Once high school students are thinking anew about ways of connecting the dots of economic and political history with the history of racism and discrimination, they will be better prepared for coming to grips with the deaths of Michael Brown, Travon Martin, Renisha McBride, John Crawford, Tamir Rice, Kajieme Powell and Jordan Davis, Sean Bell, and so many other blacks killed by police. Before tackling those contemporary issues, however, Coates sets the stage for wrestling with those issues with his personal story about the death of his fellow Howard student, Prince Jones.

Coates places the police shooting of Jones in Prince Georges County which he describes as a "great enclave of black people who seemed, as much as anyone, to have seized control of their bodies." Coates explained that black people in PG County "were comfortable and had 'a certain impatience' with crime." He could understand why blacks seeking their share of the American Dream would crave order because he remembered his fearful childhood, "What I would have not given, back in Baltimore, for a line of officers, agents of my country and my community, patrolling my route to school!"

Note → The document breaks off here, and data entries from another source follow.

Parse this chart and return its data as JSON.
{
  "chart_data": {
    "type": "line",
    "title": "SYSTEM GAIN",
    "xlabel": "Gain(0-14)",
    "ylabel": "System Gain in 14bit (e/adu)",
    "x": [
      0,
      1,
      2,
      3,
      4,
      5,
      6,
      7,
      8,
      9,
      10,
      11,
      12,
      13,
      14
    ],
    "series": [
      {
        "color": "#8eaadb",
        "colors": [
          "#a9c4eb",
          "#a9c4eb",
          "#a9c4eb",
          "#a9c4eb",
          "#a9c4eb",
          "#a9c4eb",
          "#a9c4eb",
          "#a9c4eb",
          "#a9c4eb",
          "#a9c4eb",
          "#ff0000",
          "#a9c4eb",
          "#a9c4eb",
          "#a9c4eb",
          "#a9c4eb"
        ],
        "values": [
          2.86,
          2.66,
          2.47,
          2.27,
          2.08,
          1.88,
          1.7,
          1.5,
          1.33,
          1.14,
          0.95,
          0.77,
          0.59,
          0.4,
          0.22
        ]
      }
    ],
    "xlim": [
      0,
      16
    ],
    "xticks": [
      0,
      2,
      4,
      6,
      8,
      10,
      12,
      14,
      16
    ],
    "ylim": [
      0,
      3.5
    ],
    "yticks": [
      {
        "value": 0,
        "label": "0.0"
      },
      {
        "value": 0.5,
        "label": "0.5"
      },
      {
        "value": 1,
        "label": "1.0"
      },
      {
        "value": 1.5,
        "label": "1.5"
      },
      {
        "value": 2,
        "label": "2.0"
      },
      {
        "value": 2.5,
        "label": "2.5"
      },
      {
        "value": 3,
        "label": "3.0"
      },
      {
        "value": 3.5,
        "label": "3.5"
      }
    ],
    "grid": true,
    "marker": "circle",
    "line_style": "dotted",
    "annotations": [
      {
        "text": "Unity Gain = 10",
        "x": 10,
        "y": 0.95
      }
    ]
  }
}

But, Coates concludes, "Prince was not killed by a single officer so much as he was murdered by his country and all of the fears that marked it from birth." Moreover, even black PG County cops "only view us with the same contempt as the society that sent them." Such a statement is guaranteed to spark an exciting class debate; I'm curious how many times students engaging in such an exchange will argue for or against Coates's use of the word "only." Regardless, students will inevitably become contemplative when grappling with his conclusion, "The Dream of acting white, of talking white, of being white, murdered Prince Jones as sure as it murders black people in Chicago ..."

Finally, Between the World and Me raises the implicit Standard of Instruction: Struggle. We must struggle "not because it assures you victory but because it assures you an honorable and sane life." Students must keep up the struggle to ask questions and understand the full complexity of the world to "preserve the sanctity of your mind."